Quantlib methodology

The Quantlib methodology was much simpler as no Group By's or creation of numpy arrays are involved.
with (beam.Pipeline(options=self.__options)) as p:
    p | "Read lines" >> \
    textio.ReadFromText(self.__options.gcstradesource, min_bundle_size = 1024*1024) | \
    'Price trade and emit result' >> \
    beam.ParDo(QLBlackScholesLinePrice()) | \
    "Convert results to string for output" >> beam.Map(lambda x: str(x)) | \
    "Write results to file" >> beam.io.WriteToText(self.__options.output)

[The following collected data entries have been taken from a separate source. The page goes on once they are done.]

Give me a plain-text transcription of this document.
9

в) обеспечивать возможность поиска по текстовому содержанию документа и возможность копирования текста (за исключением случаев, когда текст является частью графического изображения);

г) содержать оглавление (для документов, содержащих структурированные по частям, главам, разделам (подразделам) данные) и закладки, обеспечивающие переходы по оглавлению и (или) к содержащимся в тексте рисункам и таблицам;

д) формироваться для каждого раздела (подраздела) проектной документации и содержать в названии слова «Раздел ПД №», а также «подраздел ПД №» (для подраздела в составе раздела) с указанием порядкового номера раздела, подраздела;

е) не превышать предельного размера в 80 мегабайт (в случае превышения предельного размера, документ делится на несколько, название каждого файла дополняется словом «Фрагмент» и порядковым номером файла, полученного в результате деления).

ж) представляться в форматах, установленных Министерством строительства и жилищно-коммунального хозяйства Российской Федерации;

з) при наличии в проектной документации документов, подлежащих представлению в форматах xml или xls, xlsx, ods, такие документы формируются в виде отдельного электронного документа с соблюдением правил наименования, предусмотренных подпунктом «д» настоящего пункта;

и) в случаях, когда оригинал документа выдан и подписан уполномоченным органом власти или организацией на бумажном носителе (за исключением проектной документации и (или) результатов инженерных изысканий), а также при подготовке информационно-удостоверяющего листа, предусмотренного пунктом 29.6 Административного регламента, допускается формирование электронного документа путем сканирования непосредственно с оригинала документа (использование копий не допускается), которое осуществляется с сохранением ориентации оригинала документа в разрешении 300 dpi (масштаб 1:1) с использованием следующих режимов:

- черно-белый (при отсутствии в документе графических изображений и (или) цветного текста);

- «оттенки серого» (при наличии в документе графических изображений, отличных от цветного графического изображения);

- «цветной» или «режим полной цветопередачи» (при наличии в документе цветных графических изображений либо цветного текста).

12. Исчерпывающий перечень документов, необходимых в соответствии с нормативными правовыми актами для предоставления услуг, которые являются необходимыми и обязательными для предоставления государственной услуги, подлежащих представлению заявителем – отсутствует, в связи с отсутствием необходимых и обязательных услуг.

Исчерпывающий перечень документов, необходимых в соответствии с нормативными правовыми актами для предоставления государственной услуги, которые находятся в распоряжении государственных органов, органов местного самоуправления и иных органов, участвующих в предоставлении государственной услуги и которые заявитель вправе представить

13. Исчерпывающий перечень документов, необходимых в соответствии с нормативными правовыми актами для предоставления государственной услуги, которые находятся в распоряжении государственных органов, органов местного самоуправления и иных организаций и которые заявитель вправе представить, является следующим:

class QLBlackScholesLinePrice(beam.DoFn):
    def process(self, element):
        json_trade = orjson.loads(element)
        calendar = ql.UnitedStates()
        trade_id = json_trade['trade_id']
        ....
        riskFreeCurve = ql.FlatForward(0, calendar ...
        volatility = ql.BlackConstantVol(0, calendar, ...
        process = ql.BlackScholesProcess(ql.QuoteHandle(u), ...
        engine = ql.AnalyticEuropeanEngine(process)
        option.setPricingEngine(engine)
        yield trade_id, option.NPV()

  1. Read all the data
  2. distribute the PCollection of strings to a DoFn called QLBlackScholesLinePrice
  3. write the results